In a press release handed out by the school on Wednesday, Harrison said:
I can’t quite express my excitement in that moment when we uncovered the skull.
I’ve been obsessed with dinosaurs since I was a kid, so it was a pretty big deal.
North Dakota is considered to be a treasure trove when it comes to discovering fossils and is part of the Hell Creek Foundation. The fossils in this particular area date back to the late Cretaceous period, which was between 65 million and 60 million years ago, having originally been discovered by paleontologist Barnum Brown.
The rock formation in which these fossils are found, spans across four different states including Montana, North Dakota, South Dakota and Wyoming.

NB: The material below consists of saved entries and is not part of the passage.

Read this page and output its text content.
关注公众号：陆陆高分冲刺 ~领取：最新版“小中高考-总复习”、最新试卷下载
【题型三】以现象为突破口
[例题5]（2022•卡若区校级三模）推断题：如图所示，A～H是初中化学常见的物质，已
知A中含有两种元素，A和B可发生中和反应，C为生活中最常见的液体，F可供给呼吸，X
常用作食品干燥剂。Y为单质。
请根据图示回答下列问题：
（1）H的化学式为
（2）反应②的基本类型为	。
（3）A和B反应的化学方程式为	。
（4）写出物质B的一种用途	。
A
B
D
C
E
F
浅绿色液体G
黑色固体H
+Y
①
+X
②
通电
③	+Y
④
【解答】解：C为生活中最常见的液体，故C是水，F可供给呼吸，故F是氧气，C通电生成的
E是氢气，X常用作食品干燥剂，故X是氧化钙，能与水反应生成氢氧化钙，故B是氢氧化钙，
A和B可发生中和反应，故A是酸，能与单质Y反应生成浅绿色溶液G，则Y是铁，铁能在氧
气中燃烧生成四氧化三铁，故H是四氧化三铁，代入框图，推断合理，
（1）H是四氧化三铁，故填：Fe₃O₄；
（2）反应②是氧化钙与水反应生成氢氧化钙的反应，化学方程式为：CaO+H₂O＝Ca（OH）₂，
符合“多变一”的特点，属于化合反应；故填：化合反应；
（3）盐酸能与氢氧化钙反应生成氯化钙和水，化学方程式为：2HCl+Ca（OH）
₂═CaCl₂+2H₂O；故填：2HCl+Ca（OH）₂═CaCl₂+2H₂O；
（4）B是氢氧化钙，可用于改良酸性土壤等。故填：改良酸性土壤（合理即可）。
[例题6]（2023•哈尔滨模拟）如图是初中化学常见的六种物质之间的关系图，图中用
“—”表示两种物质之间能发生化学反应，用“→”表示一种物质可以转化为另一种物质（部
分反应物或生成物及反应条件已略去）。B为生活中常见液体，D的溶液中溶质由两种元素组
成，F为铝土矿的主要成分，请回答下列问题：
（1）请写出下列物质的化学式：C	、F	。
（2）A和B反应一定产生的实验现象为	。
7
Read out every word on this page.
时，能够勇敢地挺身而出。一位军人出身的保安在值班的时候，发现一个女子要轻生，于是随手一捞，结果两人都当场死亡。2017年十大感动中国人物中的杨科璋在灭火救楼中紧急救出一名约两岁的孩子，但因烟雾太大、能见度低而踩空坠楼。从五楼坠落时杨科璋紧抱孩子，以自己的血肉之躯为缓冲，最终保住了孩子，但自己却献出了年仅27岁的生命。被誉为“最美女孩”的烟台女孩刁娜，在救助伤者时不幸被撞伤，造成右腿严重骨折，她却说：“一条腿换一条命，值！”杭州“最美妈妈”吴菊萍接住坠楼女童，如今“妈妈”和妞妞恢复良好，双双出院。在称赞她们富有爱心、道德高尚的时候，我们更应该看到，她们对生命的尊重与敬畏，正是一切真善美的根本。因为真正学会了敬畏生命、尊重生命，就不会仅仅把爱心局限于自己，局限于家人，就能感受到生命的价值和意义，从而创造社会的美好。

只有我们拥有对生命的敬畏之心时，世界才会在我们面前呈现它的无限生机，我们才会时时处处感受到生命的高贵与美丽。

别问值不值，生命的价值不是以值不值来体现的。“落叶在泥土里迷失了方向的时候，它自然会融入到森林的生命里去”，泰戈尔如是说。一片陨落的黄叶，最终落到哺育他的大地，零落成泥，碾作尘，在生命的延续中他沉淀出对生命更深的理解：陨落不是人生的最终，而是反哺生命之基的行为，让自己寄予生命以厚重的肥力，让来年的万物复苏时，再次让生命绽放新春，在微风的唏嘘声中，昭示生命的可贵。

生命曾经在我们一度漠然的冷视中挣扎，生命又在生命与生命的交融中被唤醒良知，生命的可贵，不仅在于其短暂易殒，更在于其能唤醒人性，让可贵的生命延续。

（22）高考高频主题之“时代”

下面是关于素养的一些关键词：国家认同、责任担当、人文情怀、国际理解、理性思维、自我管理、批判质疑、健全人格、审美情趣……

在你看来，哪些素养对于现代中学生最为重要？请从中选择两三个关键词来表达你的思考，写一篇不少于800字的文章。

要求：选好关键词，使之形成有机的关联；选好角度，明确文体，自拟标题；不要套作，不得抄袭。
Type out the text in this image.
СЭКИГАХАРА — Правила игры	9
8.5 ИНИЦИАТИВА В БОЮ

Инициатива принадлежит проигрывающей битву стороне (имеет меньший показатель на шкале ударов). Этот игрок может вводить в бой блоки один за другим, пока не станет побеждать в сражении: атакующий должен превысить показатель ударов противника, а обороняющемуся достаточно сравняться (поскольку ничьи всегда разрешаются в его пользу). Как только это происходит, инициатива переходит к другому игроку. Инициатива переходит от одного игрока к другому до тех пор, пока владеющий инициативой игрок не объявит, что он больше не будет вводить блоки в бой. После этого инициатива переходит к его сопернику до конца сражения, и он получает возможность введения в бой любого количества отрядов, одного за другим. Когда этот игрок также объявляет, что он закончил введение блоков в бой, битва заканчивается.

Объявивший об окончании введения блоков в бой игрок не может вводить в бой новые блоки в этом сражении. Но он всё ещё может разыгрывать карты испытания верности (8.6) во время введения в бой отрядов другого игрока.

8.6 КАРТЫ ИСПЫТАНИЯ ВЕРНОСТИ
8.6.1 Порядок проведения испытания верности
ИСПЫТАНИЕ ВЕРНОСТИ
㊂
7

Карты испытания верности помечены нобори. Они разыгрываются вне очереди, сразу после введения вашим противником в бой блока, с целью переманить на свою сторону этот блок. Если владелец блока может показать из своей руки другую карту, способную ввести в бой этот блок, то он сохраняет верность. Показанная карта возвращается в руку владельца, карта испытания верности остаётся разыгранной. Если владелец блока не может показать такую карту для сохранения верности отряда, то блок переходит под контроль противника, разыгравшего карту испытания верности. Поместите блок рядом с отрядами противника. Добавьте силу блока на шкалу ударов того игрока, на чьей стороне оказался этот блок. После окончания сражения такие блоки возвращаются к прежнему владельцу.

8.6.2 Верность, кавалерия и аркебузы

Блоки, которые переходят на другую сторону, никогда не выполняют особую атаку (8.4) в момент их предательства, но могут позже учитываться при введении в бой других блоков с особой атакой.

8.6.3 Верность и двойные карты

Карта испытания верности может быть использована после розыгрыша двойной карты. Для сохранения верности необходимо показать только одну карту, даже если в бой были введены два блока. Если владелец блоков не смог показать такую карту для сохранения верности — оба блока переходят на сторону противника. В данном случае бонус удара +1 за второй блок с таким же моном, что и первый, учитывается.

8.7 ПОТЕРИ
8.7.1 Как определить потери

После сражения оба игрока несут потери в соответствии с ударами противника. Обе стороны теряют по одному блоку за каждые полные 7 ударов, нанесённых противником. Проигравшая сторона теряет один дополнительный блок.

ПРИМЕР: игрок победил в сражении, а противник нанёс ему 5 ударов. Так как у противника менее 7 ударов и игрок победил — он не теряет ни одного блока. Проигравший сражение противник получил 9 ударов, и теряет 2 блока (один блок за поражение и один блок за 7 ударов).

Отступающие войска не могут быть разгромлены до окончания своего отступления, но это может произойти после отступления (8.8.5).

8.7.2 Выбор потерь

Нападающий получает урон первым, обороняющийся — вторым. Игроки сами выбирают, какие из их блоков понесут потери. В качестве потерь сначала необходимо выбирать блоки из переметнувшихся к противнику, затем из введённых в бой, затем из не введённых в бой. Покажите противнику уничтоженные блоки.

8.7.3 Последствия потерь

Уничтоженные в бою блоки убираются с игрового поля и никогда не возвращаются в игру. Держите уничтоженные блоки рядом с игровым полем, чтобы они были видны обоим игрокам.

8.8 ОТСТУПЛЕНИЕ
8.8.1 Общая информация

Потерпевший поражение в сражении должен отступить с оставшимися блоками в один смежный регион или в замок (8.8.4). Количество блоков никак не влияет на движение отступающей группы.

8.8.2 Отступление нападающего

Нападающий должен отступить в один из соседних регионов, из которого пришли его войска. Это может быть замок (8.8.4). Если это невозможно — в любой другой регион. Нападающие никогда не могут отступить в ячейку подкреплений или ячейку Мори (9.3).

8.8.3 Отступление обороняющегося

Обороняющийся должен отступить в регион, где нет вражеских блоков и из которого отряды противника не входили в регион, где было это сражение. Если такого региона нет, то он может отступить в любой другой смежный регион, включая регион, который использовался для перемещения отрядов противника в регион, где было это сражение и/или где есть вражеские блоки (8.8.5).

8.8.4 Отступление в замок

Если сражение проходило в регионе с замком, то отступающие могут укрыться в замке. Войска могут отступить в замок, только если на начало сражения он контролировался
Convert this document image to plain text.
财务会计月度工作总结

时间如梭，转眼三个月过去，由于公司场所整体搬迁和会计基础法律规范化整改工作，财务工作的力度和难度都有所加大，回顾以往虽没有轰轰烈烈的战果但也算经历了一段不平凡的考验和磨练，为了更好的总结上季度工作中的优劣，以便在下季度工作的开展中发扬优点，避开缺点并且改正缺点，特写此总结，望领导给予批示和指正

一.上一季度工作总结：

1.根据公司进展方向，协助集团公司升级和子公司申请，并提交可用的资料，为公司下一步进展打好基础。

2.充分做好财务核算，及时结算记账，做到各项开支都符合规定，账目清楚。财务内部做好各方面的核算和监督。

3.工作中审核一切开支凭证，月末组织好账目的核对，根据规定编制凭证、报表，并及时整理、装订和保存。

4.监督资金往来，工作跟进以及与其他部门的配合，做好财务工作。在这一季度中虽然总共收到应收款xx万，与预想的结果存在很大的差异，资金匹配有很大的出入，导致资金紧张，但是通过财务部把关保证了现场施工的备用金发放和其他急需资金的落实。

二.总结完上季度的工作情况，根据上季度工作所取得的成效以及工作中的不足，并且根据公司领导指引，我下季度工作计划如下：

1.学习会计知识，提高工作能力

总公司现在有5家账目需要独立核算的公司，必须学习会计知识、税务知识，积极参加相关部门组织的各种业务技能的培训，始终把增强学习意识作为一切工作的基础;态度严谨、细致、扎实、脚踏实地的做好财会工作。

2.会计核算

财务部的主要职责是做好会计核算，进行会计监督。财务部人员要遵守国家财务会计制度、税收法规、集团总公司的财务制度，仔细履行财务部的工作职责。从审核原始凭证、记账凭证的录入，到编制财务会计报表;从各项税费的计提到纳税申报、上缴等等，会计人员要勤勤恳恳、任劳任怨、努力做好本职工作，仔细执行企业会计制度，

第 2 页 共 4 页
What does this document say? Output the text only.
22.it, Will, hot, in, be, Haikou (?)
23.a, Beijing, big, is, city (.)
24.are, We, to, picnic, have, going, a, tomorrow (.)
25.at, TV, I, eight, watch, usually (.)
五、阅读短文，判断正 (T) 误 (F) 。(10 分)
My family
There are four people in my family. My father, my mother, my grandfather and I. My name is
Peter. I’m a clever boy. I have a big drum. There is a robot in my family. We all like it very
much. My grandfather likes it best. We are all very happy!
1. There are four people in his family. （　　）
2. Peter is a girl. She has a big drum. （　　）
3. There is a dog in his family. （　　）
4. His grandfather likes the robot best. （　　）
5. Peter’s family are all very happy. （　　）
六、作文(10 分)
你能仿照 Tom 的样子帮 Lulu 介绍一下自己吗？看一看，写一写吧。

Harrison headed out on a two-week dig accompanied by Michael Kjelland, who is an experienced excavator and professor at Mayville State University in North Dakota, already knowing the history of the area.
Harrison and Michael previously became friends when they bonded over a passion for dinosaurs at a conference.
Michael told CNN:
I have been going out to the badlands for years off and on, but to this particular site it was the first time.
Last year, he discovered Triceratops skull around the same area that is currently being excavated.
Their dig kicked off on June 1, as they began chiselling the rocks in a bid to make some incredible discoveries. It was on the fourth day Harrison struck gold.
It is wonderful that we found fossilized wood and tree leaves right around, and even under, the skull.
It gives us a more complete picture of the environment at the time.